Berlin, Nevada, est un coffre au trésor pour les paléontologues. Juste en bas de la route des mines d’or et d’argent maintenant abandonnées, une collection d’ossements liés à la roche évoque un passé encore plus riche. Le parc d’État de Berlin-Ichthyosaur regorge de dizaines de fossiles d’anciens reptiles marins. Ce lit d’os est si abondant et étrange que les chercheurs se sont creusé la tête pendant des décennies.

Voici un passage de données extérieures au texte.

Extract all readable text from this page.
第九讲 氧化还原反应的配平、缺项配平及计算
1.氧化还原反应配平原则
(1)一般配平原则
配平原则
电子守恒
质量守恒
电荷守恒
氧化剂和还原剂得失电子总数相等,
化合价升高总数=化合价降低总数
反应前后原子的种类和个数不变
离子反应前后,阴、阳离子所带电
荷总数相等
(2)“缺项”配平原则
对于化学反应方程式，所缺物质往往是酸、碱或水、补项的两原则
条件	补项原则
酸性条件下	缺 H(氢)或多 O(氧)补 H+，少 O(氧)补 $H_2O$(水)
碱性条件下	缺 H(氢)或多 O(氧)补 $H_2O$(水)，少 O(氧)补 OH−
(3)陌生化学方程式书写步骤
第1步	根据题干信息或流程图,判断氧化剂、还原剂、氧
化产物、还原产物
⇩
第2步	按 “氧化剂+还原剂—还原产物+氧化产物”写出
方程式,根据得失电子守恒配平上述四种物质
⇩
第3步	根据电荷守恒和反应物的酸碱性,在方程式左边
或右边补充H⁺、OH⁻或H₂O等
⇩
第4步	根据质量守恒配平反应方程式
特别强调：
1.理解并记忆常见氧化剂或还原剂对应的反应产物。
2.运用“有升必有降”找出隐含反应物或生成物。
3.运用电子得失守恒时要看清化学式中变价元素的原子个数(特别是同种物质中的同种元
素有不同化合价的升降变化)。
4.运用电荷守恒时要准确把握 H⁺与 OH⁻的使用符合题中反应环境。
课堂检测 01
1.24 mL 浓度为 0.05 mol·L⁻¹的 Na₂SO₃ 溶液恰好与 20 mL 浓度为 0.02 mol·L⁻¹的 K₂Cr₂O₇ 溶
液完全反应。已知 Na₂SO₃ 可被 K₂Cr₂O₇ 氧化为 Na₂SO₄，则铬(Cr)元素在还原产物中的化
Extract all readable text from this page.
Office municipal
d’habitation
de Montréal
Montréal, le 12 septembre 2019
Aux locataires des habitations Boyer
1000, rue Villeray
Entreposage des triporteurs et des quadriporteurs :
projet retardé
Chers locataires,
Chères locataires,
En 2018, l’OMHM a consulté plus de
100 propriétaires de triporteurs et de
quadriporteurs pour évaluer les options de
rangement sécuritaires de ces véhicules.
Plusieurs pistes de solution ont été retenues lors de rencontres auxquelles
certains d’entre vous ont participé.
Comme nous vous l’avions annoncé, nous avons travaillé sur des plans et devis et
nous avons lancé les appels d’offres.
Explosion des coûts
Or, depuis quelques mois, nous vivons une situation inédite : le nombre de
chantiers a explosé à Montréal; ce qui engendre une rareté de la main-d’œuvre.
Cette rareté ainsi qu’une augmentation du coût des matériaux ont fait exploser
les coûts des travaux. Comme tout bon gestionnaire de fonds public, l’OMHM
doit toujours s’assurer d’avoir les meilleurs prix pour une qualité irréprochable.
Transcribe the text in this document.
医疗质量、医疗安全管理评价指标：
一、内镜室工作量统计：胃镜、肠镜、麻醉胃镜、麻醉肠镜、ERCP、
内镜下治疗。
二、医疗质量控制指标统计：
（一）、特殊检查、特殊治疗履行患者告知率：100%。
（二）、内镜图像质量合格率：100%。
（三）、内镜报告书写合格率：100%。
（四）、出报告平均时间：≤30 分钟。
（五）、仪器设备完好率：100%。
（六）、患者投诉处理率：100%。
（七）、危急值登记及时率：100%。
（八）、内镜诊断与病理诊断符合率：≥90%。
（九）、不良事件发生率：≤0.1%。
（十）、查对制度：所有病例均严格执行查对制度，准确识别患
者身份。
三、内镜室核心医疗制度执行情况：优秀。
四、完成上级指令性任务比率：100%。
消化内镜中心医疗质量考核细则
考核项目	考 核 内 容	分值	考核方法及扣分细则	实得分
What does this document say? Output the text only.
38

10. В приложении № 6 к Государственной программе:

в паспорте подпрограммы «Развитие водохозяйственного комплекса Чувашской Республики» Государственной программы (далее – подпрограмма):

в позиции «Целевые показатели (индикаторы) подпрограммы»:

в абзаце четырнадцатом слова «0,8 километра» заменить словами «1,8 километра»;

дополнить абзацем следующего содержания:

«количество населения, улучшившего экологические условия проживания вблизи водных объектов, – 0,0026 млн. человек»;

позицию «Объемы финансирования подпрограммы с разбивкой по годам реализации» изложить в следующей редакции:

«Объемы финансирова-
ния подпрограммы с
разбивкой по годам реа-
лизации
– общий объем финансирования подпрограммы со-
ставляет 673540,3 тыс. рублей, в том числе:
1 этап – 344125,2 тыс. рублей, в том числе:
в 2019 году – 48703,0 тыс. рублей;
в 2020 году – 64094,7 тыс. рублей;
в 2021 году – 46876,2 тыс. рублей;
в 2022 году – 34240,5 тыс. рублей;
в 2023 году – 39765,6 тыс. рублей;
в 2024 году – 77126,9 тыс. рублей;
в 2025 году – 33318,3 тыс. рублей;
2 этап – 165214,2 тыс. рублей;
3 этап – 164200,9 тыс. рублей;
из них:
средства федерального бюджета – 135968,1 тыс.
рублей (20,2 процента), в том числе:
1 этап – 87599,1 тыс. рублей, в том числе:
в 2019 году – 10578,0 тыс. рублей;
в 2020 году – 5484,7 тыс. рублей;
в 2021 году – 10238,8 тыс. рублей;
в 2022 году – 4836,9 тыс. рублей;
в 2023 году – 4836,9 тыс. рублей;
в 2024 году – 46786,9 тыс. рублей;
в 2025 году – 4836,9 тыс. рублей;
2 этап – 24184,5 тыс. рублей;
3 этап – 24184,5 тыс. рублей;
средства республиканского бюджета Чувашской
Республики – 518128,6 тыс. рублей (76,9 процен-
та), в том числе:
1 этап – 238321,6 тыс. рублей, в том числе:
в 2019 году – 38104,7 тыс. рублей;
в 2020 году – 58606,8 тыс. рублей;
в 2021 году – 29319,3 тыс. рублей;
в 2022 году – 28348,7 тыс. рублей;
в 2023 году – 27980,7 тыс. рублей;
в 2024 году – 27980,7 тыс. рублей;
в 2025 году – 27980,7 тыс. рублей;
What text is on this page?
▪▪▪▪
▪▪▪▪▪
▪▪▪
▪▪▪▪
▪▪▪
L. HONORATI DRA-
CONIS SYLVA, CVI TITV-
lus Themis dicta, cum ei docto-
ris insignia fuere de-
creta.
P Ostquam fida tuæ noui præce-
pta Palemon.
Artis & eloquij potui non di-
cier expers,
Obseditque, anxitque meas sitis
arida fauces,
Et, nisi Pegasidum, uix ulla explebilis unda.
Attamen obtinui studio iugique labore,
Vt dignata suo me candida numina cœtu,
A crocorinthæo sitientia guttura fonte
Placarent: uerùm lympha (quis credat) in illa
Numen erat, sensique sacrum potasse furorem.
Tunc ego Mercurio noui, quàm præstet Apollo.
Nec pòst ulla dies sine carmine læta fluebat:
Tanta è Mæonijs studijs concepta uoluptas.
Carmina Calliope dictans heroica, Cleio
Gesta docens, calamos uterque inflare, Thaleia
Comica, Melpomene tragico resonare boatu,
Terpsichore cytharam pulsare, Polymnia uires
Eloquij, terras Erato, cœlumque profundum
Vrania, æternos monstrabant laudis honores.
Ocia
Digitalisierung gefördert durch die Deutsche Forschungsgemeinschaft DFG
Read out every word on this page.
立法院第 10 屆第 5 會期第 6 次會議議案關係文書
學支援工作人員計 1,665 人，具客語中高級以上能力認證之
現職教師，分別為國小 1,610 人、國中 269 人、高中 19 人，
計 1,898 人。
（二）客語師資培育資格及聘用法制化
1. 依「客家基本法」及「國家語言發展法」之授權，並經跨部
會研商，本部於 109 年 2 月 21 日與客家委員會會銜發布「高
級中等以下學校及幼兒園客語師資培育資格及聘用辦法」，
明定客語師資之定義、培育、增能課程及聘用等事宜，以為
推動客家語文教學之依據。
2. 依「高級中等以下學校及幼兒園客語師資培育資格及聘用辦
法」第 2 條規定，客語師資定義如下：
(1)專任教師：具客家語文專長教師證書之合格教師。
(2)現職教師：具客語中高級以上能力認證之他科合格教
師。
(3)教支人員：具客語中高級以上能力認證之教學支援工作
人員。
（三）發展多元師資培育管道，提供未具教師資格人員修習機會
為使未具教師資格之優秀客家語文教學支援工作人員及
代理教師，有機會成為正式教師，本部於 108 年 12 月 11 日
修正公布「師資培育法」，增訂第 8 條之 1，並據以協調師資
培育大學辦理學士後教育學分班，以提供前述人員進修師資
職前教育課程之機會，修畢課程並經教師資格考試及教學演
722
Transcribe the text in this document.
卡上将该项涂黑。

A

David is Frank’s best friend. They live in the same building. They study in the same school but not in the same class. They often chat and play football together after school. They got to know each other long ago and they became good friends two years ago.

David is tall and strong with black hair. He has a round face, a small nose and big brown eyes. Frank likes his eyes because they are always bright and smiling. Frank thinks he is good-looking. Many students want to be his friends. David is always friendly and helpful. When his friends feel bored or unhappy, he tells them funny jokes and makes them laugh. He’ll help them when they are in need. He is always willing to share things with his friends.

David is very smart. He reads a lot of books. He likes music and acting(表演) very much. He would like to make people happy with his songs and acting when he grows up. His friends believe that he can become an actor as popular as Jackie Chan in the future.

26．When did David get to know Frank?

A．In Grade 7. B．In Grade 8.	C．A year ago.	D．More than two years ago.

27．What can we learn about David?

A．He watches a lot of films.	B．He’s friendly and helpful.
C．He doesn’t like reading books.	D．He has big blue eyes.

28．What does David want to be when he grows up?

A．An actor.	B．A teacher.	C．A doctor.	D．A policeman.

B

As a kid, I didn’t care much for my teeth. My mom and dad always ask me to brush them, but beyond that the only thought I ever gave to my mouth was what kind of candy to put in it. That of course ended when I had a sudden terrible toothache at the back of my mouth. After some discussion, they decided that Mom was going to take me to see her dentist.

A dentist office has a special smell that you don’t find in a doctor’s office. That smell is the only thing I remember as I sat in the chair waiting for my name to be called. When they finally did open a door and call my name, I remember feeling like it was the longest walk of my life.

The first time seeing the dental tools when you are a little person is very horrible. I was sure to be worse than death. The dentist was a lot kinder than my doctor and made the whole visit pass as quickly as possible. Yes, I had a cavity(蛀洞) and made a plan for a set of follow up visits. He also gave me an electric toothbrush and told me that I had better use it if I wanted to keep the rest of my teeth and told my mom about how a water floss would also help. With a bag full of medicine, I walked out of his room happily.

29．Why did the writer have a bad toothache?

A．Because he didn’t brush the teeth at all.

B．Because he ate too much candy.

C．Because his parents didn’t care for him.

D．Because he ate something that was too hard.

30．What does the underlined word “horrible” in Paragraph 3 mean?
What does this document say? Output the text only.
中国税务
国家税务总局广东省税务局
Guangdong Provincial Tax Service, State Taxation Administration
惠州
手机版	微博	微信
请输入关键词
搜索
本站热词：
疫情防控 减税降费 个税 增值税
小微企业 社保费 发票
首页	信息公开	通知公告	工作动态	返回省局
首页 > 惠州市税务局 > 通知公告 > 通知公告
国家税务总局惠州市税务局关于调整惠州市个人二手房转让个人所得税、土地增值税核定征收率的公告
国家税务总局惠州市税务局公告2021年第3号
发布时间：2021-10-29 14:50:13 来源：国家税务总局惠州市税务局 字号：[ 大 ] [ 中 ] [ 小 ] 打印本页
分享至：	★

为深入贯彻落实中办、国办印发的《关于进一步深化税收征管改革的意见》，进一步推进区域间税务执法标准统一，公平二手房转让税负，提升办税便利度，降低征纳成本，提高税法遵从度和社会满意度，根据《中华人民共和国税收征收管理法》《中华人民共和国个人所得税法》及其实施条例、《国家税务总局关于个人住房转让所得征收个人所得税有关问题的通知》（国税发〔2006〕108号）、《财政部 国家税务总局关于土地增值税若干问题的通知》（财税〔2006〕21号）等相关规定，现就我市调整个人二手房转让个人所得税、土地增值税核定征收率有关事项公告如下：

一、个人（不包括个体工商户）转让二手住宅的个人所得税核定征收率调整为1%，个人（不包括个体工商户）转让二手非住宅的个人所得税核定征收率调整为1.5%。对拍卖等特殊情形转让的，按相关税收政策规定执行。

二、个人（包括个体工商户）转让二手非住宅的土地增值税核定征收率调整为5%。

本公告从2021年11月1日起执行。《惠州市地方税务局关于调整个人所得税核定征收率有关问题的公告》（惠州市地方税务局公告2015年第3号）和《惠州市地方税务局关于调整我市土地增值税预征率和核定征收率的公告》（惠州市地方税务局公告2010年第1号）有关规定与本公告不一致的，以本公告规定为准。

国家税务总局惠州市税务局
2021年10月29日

“Il existe des sites avec des occurrences beaucoup plus denses de squelettes d’ichtyosaures, y compris des endroits au Chili et en Allemagne”, explique Nick Pyenson, conservateur des mammifères marins fossiles au Smithsonian National Museum of Natural History. “Mais cet endroit, Berlin-Ichthyosaur dans l’est du Nevada, a vraiment échappé à toute explication pendant longtemps.” Dans une carrière particulière, au moins sept individus du genre Shonisaurus – un dauphin gonflé de la taille d’un bus avec quatre nageoires en forme de membres – étaient essentiellement empilés les uns sur les autres.
Les hypothèses précédentes se concentraient en grande partie sur les raisons physiques ou environnementales de l’amas de fossiles. L’un d’eux a suggéré que les animaux s’étaient échoués dans des eaux peu profondes et étaient morts en groupe il y a environ 230 millions d’années. Ou peut-être qu’une éruption volcanique les a fait entrer. Pyenson avait une autre intuition, celle que son équipe a testée à l’aide de visualisations 3D du site, ainsi que de fossiles et d’autres indices dans les archives géologiques.
Écrivant dans la revue Current Biology, l’équipe de Pyenson présente aujourd’hui la preuve que les shonisaurs sont venus s’y reproduire. L’équipe conclut que les animaux ont migré sur de longues distances pour donner naissance, comme certaines baleines le font aujourd’hui. La découverte représente non seulement un exemple d ‘«évolution convergente», dans laquelle les mêmes traits évoluent indépendamment chez différentes espèces, mais aussi le plus ancien exemple de migration en groupes vers une aire de vêlage désignée.
“Ils présentent des arguments assez convaincants”, déclare Lene Liebe Delsett, paléontologue des vertébrés à l’Université d’Oslo, en Norvège, qui n’a pas participé à l’étude. « Les ichtyosaures ont été les premiers grands tétrapodes marins. Et tout au long du Trias, ils variaient beaucoup, donc il y avait une grande diversité. C’est juste une période très intéressante pour en savoir plus.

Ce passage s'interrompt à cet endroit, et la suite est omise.